MIB to step up fight against uninsured drivers

MIB has announced a £5m investment to get uninsured drivers off the roads sooner and make roads safer.

Since 2005, MIB’s work with government, insurers and the police has helped seize more than 2.5 million uninsured vehicles.

However, the MIB Board has approved the significant investment to scale up the work. The programme’s discovery phase has seen MIB review and analyse data and current methods to see how to make them work better, as well as beginning to identify and plan for new initiatives beginning in 2024.

MIB’s Martin Saunders said: “We’ve made good progress in a short space of time. We’ve expanded our enforcement team to support and equip the police at the roadside, committed to fund Operational Tutelage for another three years, and have already started work to refresh the way we work with the DVLA to compare a list of vehicles on the road with those that carry insurance to help identify problem vehicles and inform motorists to buy insurance.

“But there’s lots more we’re going to do. We’ll have a big focus on leveraging technologies and data in our digital world such as utilising predictive analytics; better informed ‘hotspots’ and establishing partnerships with those who we believe can help tackle the uninsured problem.

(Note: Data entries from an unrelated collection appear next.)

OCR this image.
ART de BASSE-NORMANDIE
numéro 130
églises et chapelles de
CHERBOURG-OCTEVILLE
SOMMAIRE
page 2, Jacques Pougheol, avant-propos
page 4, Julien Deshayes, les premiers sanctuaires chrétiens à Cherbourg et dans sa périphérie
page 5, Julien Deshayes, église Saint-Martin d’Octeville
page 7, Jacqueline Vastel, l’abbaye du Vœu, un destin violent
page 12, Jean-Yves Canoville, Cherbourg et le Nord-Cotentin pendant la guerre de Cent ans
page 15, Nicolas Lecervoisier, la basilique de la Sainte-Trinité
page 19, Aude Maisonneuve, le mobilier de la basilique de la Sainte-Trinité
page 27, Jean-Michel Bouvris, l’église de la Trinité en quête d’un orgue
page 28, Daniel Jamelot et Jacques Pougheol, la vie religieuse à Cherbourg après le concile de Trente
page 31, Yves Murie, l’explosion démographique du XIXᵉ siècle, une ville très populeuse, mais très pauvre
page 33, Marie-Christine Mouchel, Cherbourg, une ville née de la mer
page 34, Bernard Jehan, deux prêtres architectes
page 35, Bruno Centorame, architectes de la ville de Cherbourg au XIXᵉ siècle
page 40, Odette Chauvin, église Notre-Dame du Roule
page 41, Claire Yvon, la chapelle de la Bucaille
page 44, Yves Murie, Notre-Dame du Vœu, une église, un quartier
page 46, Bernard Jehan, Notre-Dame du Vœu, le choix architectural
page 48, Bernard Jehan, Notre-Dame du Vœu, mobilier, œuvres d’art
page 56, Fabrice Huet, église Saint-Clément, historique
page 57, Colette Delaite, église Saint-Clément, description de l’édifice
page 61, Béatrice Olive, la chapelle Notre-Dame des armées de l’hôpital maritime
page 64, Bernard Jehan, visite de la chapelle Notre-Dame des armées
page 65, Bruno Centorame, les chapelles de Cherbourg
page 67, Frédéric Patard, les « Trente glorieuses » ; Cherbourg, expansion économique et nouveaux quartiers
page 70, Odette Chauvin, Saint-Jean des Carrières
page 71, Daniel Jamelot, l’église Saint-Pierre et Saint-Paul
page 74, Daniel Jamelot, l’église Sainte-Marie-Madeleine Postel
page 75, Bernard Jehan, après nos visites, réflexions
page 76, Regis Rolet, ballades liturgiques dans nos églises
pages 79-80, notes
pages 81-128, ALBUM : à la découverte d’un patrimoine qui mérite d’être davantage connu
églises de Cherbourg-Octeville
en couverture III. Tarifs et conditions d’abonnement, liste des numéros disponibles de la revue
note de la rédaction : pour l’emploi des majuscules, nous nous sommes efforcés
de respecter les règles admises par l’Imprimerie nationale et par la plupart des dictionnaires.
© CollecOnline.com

“We’ll also continue influencing government because we don’t believe the current penalties for driving uninsured are a strong enough deterrent. With this more focused and co-ordinated approach, there will be no hiding places for those who continue to flout the law.”

James Dalton, chief services officer at MIB, said: “Uninsured driving has huge physical, emotional and economic impact, so we have to do all we can to turn our vision into reality and make driving without insurance a thing of the past.

“We’ve got huge plans to test and trial new ideas to come up with the most effective package of initiatives that make sure uninsured drivers have nowhere to hide and we can get them off the roads before it’s too late.”